Petőfi Csarnok (/hu/, "Petőfi Hall"), often called PeCsa, was a leisure center and concert hall in Budapest, Hungary from 2016 to 2017. Placed in the Városliget, it was a famous concert spot for pop/rock music, serving as a home for cultural programs, exhibitions and fan clubs. The building consisted of a 1020 square metre hall, and an open stage with a guest capacity of 4500 people. After a number of delays, the building was finally demolished in early 2017 as part of the reconstruction of the surrounding park.

== History ==
The predecessor of the building was the Iparcsarnok, an exhibition building built in 1885. The building has been seriously damaged in World War II, followed by its demolition. Later the Budapest International Fair built a pavilion on its foundations.
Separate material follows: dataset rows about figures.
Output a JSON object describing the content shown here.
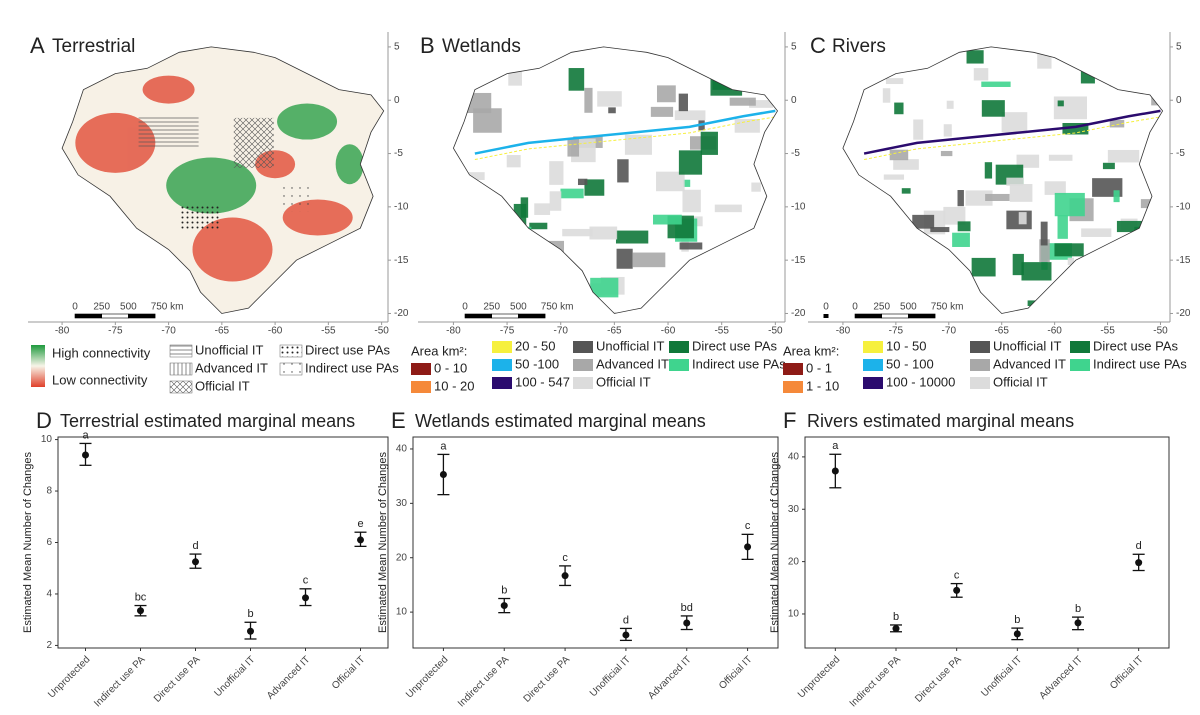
{
  "chart_data": [
    {
      "type": "map",
      "panel": "A",
      "title": "Terrestrial",
      "xlim": [
        -83.2,
        -49.4
      ],
      "ylim": [
        -20.8,
        6.4
      ],
      "xticks": [
        -80,
        -75,
        -70,
        -65,
        -60,
        -55,
        -50
      ],
      "yticks": [
        5,
        0,
        -5,
        -10,
        -15,
        -20
      ],
      "scale_bar": [
        "0",
        "250",
        "500",
        "750 km"
      ],
      "legend": [
        {
          "label": "High connectivity",
          "color": "#1f9a3e"
        },
        {
          "label": "Low connectivity",
          "color": "#e0402a"
        },
        {
          "label": "Unofficial IT"
        },
        {
          "label": "Advanced IT"
        },
        {
          "label": "Official IT"
        },
        {
          "label": "Direct use PAs"
        },
        {
          "label": "Indirect use PAs"
        }
      ]
    },
    {
      "type": "map",
      "panel": "B",
      "title": "Wetlands",
      "xlim": [
        -83.3,
        -49.1
      ],
      "ylim": [
        -20.8,
        6.4
      ],
      "xticks": [
        -80,
        -75,
        -70,
        -65,
        -60,
        -55,
        -50
      ],
      "yticks": [
        5,
        0,
        -5,
        -10,
        -15,
        -20
      ],
      "scale_bar": [
        "0",
        "250",
        "500",
        "750 km"
      ],
      "legend_title": "Area km²:",
      "legend": [
        {
          "label": "0 - 10",
          "color": "#8e1b16"
        },
        {
          "label": "10 - 20",
          "color": "#f5893a"
        },
        {
          "label": "20 - 50",
          "color": "#f6f03e"
        },
        {
          "label": "50 -100",
          "color": "#1cb2ea"
        },
        {
          "label": "100 - 547",
          "color": "#2b0b6e"
        },
        {
          "label": "Unofficial IT",
          "color": "#555555"
        },
        {
          "label": "Advanced IT",
          "color": "#a8a8a8"
        },
        {
          "label": "Official IT",
          "color": "#dcdcdc"
        },
        {
          "label": "Direct use PAs",
          "color": "#10783a"
        },
        {
          "label": "Indirect use PAs",
          "color": "#3fd48e"
        }
      ]
    },
    {
      "type": "map",
      "panel": "C",
      "title": "Rivers",
      "xlim": [
        -83.3,
        -49.1
      ],
      "ylim": [
        -20.8,
        6.4
      ],
      "xticks": [
        -80,
        -75,
        -70,
        -65,
        -60,
        -55,
        -50
      ],
      "yticks": [
        5,
        0,
        -5,
        -10,
        -15,
        -20
      ],
      "scale_bar": [
        "0",
        "0",
        "250",
        "500",
        "750 km"
      ],
      "legend_title": "Area km²:",
      "legend": [
        {
          "label": "0 - 1",
          "color": "#8e1b16"
        },
        {
          "label": "1 - 10",
          "color": "#f5893a"
        },
        {
          "label": "10 - 50",
          "color": "#f6f03e"
        },
        {
          "label": "50 - 100",
          "color": "#1cb2ea"
        },
        {
          "label": "100 - 10000",
          "color": "#2b0b6e"
        },
        {
          "label": "Unofficial IT",
          "color": "#555555"
        },
        {
          "label": "Advanced IT",
          "color": "#a8a8a8"
        },
        {
          "label": "Official IT",
          "color": "#dcdcdc"
        },
        {
          "label": "Direct use PAs",
          "color": "#10783a"
        },
        {
          "label": "Indirect use PAs",
          "color": "#3fd48e"
        }
      ]
    },
    {
      "type": "errorbar",
      "panel": "D",
      "title": "Terrestrial estimated marginal means",
      "y_label": "Estimated Mean Number of Changes",
      "categories": [
        "Unprotected",
        "Indirect use PA",
        "Direct use PA",
        "Unofficial IT",
        "Advanced IT",
        "Official IT"
      ],
      "values": [
        9.4,
        3.35,
        5.25,
        2.55,
        3.85,
        6.1
      ],
      "lower": [
        9.0,
        3.15,
        5.0,
        2.25,
        3.55,
        5.85
      ],
      "upper": [
        9.85,
        3.55,
        5.55,
        2.9,
        4.2,
        6.4
      ],
      "letters": [
        "a",
        "bc",
        "d",
        "b",
        "c",
        "e"
      ],
      "ylim": [
        1.9,
        10.1
      ],
      "yticks": [
        2,
        4,
        6,
        8,
        10
      ],
      "color": "#111111"
    },
    {
      "type": "errorbar",
      "panel": "E",
      "title": "Wetlands estimated marginal means",
      "y_label": "Estimated Mean Number of Changes",
      "categories": [
        "Unprotected",
        "Indirect use PA",
        "Direct use PA",
        "Unofficial IT",
        "Advanced IT",
        "Official IT"
      ],
      "values": [
        35.3,
        11.2,
        16.7,
        5.8,
        8.0,
        22.0
      ],
      "lower": [
        31.6,
        9.9,
        14.9,
        4.8,
        6.8,
        19.7
      ],
      "upper": [
        39.0,
        12.5,
        18.5,
        7.0,
        9.3,
        24.3
      ],
      "letters": [
        "a",
        "b",
        "c",
        "d",
        "bd",
        "c"
      ],
      "ylim": [
        3.4,
        42.2
      ],
      "yticks": [
        10,
        20,
        30,
        40
      ],
      "color": "#111111"
    },
    {
      "type": "errorbar",
      "panel": "F",
      "title": "Rivers estimated marginal means",
      "y_label": "Estimated Mean Number of Changes",
      "categories": [
        "Unprotected",
        "Indirect use PA",
        "Direct use PA",
        "Unofficial IT",
        "Advanced IT",
        "Official IT"
      ],
      "values": [
        37.3,
        7.2,
        14.5,
        6.2,
        8.3,
        19.8
      ],
      "lower": [
        34.1,
        6.6,
        13.2,
        5.1,
        7.0,
        18.3
      ],
      "upper": [
        40.5,
        7.9,
        15.8,
        7.3,
        9.4,
        21.4
      ],
      "letters": [
        "a",
        "b",
        "c",
        "b",
        "b",
        "d"
      ],
      "ylim": [
        3.5,
        43.8
      ],
      "yticks": [
        10,
        20,
        30,
        40
      ],
      "color": "#111111"
    }
  ]
}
By the end of the seventies, the city's former youth center, the Budapesti Ifjúsági Park was in dire condition, so the city council decided upon the building of the Petőfi Csarnok, expanding the former pavilion. The center opened in 1985, serving as the only youth center in the city since then, holding over 15,000 programs, and having more than 10 million visitors.

Since its opening, the hall became more and more obsolete, and different ideas came and gone about PeCsa's total reconstruction, moving or demolition, making its future uncertain for a long time. The comprehensive plan to reconstruct the City Park sealed its fate to become mostly flattened grassfield.